Generative AI shifts effort from ‘thinking by doing’ to ‘choosing from outputs’. That sounds efficient, because it is. But it also creates a skills problem. Doing the work teaches you what good looks like.
Choosing between three AI-generated versions teaches something else: taste, editing, delegation, prompt management, perhaps. Those are useful skills, but they depend to some extent on prior mastery. If you have not struggled through the thing yourself, it is harder to know whether the machine has done it well.
Interns in the coal mine
And it does look like AI may be replacing the work that teaches the beginner how to become an expert. Juniors have always been responsible for a certain amount of drudgery, and not just making the coffees. Much of it is boring. But boring is often where judgement is cultivated and nurtured. Take away the dull bits, as AI so masterfully does, and you take away the repetition that turns rules into instinct and instinct into wisdom.
The gloomy outlook is some white-collar careers increasingly find the bottom rungs missing. Fine for those already halfway up. Less fine for the wave of graduates entering the workforce.
Although large-scale studies in Denmark and the US have not found significant aggregate effects of AI on unemployment or job openings, payroll data for workers aged 22-25 in highly AI-exposed jobs showed a fall of about 13% compared with less-exposed roles. UK evidence points in the same direction: McKinsey has warned that if entry-level hiring continues to slow in AI-exposed professional roles, companies risk damaging the future talent pipeline.
Learn-to mode
The labour market impact of AI may depend on how occupations are restructured and whether demand rises for the remaining work.
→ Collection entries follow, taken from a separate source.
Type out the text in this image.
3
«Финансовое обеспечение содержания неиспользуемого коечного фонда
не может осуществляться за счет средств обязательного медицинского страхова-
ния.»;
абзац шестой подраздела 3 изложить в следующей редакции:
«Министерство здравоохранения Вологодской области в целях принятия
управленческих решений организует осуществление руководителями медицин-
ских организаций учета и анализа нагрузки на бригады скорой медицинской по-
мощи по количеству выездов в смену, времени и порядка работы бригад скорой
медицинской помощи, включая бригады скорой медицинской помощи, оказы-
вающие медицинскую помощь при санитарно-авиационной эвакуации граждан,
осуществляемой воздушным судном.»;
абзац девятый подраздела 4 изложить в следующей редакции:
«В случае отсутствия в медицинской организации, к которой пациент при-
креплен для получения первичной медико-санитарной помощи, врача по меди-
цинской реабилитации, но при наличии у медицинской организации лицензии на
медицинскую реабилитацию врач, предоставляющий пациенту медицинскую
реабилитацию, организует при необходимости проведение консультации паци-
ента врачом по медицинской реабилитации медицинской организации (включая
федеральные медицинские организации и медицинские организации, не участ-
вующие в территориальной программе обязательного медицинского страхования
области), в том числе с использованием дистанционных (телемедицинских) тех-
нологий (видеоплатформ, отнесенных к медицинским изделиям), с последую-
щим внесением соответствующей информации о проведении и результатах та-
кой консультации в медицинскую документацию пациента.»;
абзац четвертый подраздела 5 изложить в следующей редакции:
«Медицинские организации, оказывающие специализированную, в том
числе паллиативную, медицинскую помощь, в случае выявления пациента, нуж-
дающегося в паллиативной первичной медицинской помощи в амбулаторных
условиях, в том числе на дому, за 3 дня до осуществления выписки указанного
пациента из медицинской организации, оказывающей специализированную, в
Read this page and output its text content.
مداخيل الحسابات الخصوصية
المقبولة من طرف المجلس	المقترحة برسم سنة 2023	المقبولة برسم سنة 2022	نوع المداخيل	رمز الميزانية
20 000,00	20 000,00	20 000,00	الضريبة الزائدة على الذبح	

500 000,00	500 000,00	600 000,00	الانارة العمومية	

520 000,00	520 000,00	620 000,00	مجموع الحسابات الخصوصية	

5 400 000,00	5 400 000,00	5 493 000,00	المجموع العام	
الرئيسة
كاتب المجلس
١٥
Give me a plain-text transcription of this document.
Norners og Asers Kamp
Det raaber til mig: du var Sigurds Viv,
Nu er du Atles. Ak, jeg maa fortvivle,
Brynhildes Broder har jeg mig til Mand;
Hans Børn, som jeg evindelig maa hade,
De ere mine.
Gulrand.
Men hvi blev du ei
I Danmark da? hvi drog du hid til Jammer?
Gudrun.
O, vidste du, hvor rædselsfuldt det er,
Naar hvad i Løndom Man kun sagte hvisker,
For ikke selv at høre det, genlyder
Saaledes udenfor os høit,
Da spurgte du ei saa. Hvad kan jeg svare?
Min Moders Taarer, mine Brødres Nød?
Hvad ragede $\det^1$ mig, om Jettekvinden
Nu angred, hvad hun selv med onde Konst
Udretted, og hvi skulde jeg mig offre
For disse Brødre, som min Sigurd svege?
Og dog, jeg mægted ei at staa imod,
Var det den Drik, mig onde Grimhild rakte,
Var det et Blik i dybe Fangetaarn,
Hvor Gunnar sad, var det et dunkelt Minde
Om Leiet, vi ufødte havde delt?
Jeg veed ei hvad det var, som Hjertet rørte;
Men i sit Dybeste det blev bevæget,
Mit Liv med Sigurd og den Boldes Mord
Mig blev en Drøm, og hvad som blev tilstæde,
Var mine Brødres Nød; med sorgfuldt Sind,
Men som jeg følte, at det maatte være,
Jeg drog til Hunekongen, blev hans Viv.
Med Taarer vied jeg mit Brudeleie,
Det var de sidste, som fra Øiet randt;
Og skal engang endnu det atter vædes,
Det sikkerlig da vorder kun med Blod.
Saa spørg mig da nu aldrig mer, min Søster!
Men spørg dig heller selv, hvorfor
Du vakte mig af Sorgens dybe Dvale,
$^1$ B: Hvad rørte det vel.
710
ATMs and bank tellers have worked peacefully side by side for decades now. The machines handle the cash, while we manage the soft, squishy skills that humans are still bestest at.
Spreadsheets automated calculation but increased demand for modelling and scenario planning. AI could do something similar if lawyers spend less time on document review and more on judgement and negotiation, or developers spend less time writing boilerplate and more on testing and product decisions.
The future may be AI-shaped, but it will also need a healthy dose of human nous, of frank and honest judgement. That slow, slightly annoying habit of asking questions, determining whether the work is legit useful, accurate, and complete.
Busy work
The office itself was one of the original productivity technologies. As it grew alongside telephones and typewriters, filing cabinets and carbon paper, it became a machine for coordinating knowledge work. It made work visible. The memo, the meeting, were evidence that something productive was happening.
Maybe the problem is knowledge work is often managed as if it were factory work. Office workers are not screwing caps onto toothpaste tubes. They’re interpreting messy information, spotting patterns, writing, deciding, persuading, prioritising, and occasionally pretending to listen. Workslop is becoming an increasing share of that material. The need for evidence can make genuine productivity hard to measure. Work expands to fill the calendar.
Plenty of office faff deserves to die. But some difficulty is how judgement forms. The trick, as AI settles into office work, will be teasing apart useless friction from useful struggle.